La France et l’Allemagne abordentelles de la même façon cette période ? Ce n’est pas l’impression que l’on a…

En réalité, il n’y a plus vraiment de « couple » franco-allemand depuis la réunification de l’Allemagne. Le langage pavlovien automatique tenu à Paris qui consiste à répéter qu’il faut « relancer le couple franco-allemand pour relancer l’intégration européenne, en priorité dans la zone euro » est décalé. Je serais bien étonné par exemple que Berlin veuille d’un ministre des Finances de la zone euro… à moins qu’il ne soit allemand. Mais ce n’est pas un drame. Les deux pays ont toujours intérêt à chercher en priorité des accords entre eux – cela marche parfois – et il n’y a pas d’alternative. Mais cela devient de plus en plus difficile car l’Allemagne est devenue plus puissante, grâce notamment aux réformes que nous ne parvenons pas à faire. Du côté de la France, qui ne cesse paradoxalement de réclamer plus de réglementation européenne, l’européisme, idéologie de substitution, s’est emparée il y a longtemps des élites de centre gauche et centre droit, de la sphère financière et techno. C’est impossible pour elles de repenser ce système. De toute façon, d’ici aux élections françaises et allemandes, il ne se passera pas grand-chose. Occasion manquée.

La montée du populisme est-elle à craindre au-delà de ce que nous avons d’ores et déjà sous les yeux ?

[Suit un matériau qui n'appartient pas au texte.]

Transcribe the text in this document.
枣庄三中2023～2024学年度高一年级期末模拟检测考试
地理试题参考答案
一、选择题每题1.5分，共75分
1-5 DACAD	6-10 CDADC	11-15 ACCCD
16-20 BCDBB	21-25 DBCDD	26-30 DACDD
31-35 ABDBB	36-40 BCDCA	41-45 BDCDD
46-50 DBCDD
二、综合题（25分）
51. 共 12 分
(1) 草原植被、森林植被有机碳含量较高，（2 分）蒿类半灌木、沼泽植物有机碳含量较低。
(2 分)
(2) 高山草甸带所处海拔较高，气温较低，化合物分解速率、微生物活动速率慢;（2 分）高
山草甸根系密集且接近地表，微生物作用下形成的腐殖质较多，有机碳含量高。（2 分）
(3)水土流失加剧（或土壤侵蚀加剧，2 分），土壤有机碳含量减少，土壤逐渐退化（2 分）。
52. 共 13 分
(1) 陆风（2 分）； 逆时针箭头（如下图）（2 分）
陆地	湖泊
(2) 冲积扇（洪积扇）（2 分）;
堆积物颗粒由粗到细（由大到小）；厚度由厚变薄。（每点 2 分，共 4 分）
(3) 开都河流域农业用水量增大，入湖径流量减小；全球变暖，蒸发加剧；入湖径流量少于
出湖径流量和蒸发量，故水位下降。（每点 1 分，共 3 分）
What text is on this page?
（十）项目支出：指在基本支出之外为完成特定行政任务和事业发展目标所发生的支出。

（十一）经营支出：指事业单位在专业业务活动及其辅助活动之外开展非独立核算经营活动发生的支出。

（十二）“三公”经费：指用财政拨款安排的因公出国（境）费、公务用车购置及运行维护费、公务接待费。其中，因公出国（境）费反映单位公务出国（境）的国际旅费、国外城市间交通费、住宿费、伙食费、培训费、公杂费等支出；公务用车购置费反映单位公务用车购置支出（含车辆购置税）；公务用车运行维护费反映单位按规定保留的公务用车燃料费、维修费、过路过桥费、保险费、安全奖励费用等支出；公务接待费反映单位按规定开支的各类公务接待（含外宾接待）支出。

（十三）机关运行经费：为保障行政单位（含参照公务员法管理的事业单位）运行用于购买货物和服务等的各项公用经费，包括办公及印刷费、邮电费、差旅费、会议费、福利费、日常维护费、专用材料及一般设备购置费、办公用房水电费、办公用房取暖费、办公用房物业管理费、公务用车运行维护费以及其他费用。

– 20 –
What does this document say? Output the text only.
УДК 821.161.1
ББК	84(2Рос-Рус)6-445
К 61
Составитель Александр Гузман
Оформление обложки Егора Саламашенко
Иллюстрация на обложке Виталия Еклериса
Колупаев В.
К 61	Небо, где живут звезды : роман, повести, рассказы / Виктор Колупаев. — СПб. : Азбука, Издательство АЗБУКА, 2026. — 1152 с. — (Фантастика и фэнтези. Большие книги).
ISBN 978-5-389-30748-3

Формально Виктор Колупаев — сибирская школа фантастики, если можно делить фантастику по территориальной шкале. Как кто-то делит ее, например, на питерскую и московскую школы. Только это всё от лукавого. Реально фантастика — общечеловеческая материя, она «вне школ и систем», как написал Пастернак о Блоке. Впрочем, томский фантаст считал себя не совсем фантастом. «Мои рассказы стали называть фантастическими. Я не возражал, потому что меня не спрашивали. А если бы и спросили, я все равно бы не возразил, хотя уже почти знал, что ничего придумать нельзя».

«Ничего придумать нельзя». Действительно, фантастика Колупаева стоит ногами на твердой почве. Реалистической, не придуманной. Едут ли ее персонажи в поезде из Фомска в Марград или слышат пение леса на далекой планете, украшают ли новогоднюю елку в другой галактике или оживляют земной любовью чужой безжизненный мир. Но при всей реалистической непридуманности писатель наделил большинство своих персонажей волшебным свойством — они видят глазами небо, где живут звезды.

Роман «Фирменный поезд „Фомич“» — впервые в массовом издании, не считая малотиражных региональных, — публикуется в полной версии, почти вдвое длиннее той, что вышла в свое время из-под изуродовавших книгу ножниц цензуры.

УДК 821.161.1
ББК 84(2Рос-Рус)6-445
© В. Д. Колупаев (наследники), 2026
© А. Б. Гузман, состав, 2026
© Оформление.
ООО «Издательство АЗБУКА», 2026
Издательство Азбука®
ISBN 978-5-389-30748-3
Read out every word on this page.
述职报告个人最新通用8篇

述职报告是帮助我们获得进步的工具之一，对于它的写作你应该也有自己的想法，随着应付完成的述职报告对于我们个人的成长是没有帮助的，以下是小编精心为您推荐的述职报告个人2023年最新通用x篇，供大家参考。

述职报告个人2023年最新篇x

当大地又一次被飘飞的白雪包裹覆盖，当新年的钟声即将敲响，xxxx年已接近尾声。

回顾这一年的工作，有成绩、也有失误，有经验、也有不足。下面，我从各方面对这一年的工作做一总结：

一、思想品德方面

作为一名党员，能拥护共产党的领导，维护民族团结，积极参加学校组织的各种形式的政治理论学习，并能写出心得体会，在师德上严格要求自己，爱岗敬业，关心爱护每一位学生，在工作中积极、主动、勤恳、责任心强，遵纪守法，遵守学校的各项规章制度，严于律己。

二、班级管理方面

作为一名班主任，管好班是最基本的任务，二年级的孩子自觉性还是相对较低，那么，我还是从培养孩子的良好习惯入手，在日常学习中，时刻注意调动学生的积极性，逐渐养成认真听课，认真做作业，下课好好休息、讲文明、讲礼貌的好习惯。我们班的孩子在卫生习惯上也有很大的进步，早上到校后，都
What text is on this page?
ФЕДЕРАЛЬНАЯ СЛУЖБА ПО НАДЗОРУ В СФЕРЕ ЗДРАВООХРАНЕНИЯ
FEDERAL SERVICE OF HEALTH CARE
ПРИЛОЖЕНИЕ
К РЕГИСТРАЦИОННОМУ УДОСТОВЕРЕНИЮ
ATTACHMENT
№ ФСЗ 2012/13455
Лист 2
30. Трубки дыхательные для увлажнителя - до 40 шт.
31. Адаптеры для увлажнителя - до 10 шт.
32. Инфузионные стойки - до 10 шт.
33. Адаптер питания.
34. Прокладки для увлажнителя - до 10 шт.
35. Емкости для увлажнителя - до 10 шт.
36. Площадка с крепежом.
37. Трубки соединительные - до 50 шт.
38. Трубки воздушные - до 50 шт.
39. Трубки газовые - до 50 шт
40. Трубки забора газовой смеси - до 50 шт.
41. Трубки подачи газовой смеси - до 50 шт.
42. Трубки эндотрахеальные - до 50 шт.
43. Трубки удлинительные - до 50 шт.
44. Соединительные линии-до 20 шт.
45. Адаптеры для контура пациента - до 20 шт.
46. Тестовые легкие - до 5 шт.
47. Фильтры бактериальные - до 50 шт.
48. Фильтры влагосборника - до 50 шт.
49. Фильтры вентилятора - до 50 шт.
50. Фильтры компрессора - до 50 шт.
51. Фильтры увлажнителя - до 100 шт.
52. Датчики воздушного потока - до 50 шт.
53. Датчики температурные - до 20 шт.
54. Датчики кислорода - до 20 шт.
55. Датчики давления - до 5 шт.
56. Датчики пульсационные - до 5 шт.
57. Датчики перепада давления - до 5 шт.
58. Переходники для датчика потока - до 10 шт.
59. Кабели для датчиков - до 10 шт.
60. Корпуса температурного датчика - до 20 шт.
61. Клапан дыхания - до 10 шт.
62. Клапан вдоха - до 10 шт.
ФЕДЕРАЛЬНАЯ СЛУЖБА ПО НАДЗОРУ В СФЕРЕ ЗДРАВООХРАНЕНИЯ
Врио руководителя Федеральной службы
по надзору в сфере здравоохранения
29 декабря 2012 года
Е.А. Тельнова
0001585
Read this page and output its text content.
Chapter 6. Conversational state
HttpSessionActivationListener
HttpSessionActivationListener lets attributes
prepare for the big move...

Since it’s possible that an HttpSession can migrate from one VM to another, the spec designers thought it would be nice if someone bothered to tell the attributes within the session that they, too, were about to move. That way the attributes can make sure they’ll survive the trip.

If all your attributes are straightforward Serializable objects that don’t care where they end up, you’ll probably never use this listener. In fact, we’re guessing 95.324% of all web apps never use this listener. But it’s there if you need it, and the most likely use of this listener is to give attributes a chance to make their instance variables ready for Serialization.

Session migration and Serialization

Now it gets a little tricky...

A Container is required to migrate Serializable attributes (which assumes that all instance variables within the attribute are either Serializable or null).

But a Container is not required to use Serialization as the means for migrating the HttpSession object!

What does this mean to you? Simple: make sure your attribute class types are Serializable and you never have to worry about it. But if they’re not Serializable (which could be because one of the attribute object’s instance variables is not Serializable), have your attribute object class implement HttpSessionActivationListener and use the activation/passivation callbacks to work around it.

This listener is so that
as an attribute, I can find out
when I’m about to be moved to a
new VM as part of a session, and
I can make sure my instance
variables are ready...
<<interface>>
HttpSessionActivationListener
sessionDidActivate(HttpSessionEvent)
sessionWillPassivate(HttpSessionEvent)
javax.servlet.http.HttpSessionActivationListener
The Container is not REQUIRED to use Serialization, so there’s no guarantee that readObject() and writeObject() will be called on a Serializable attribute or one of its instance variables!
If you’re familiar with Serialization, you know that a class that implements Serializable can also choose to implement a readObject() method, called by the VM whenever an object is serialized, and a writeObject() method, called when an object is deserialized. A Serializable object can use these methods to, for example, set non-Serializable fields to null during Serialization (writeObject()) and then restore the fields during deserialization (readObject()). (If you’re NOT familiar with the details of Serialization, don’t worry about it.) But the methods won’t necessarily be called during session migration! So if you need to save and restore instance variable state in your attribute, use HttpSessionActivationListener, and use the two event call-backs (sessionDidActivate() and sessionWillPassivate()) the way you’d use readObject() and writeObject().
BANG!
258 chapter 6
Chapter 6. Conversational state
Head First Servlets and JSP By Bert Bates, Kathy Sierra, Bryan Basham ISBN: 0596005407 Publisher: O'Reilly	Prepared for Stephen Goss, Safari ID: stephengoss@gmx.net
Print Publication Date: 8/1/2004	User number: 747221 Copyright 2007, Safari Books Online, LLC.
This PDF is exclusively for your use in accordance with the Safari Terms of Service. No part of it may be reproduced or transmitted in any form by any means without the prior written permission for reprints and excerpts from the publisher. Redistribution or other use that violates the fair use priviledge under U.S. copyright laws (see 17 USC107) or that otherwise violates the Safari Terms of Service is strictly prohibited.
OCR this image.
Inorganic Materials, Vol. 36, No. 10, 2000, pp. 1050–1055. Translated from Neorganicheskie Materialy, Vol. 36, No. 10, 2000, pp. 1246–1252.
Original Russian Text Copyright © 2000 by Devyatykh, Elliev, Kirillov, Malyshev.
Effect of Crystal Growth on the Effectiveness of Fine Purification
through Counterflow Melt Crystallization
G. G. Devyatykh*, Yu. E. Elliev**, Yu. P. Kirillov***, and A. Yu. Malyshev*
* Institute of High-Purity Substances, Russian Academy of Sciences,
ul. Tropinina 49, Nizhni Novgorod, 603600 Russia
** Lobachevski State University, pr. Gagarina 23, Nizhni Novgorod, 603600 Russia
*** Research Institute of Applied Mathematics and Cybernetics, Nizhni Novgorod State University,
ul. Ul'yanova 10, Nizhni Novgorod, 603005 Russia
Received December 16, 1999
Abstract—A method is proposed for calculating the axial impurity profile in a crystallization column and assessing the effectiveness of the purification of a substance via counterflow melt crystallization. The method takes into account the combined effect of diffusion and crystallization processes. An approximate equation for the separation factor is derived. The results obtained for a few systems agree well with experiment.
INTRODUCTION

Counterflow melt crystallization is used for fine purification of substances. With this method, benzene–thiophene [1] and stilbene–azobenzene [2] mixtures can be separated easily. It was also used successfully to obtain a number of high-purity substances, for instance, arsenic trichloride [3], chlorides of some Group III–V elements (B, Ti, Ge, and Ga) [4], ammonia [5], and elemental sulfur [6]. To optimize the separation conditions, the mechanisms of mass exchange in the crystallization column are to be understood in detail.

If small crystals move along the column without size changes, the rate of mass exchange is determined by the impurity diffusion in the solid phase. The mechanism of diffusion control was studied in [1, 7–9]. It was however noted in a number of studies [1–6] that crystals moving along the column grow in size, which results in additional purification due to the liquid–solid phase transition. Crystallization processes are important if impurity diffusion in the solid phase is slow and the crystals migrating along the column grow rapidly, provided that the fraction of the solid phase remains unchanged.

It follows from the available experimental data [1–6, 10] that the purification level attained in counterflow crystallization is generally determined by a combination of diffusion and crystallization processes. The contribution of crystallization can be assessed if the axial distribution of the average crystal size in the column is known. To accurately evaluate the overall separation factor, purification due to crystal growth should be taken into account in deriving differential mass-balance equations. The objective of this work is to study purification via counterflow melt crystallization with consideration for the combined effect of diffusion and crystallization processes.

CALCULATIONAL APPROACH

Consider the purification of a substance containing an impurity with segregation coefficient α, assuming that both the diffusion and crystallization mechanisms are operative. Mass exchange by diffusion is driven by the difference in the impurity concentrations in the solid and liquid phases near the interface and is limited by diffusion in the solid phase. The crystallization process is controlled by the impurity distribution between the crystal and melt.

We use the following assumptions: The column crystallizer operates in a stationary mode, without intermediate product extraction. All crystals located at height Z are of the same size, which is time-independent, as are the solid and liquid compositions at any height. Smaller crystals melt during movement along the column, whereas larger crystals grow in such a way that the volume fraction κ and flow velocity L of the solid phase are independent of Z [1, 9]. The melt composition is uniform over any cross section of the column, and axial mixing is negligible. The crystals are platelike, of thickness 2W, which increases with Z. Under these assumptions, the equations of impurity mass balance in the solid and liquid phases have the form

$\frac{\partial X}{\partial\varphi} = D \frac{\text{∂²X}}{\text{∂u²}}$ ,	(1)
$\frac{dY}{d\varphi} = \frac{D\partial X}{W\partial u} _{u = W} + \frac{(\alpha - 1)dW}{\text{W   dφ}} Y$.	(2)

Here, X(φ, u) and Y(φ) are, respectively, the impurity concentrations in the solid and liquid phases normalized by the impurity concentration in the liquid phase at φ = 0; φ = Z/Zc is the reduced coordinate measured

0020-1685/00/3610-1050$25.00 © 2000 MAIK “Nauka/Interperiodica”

C’est probable, mais cela ne sert à rien de le condamner. Il faut en chercher et en traiter les causes. Les électeurs des démocraties ne se sentent plus représentés par les « représentants » qu’ils élisent. D’où la demande vengeresse d’une démocratie directe qui progresse de jour en jour. Ce sont des réponses concrètes et convaincantes aux questions et aux angoisses exprimées, parfois de façon folle, sur les frontières, la sécurité, la mondialisation, l’identité, etc. qui apaiseront cette fureur peu à peu. L’Europe ou les Etats-Unis ne sont pas les seuls concernés, voyez les Philippines.

Donald Trump peut-il encore gagner ? Que changerait la victoire d’Hillary Clinton pour l’Europe ?

Le plus probable est qu’Hillary Clinton soit élue. Mais c’est déjà extraordinaire que Trump ait été désigné et qu’il puisse être élu ! S’il était battu avec 45 % des voix, ce serait déjà énorme. Reste que, quand il affirme que « l’Amérique ne va pas continuer éternellement à payer pour ses alliés », il ne dit pas autre chose que le Pentagone, ou même Barack Obama ! Une partie croissante des Américains pense que les Etats-Unis n’ont pas à porter à bout de bras le système international jusqu’à la fin des temps. Ce n’est pas vraiment de l’isolationnisme mais une distanciation égoïste vis-à-vis du monde extérieur. Il faut y réfléchir. Hillary Clinton est, elle, sur une ligne classique de leadership américain, plus interventionniste. C’est une « liberal hawk » (un faucon libéral). Elle risque d’avoir une approche conventionnelle du rôle dirigeant des Etats-Unis.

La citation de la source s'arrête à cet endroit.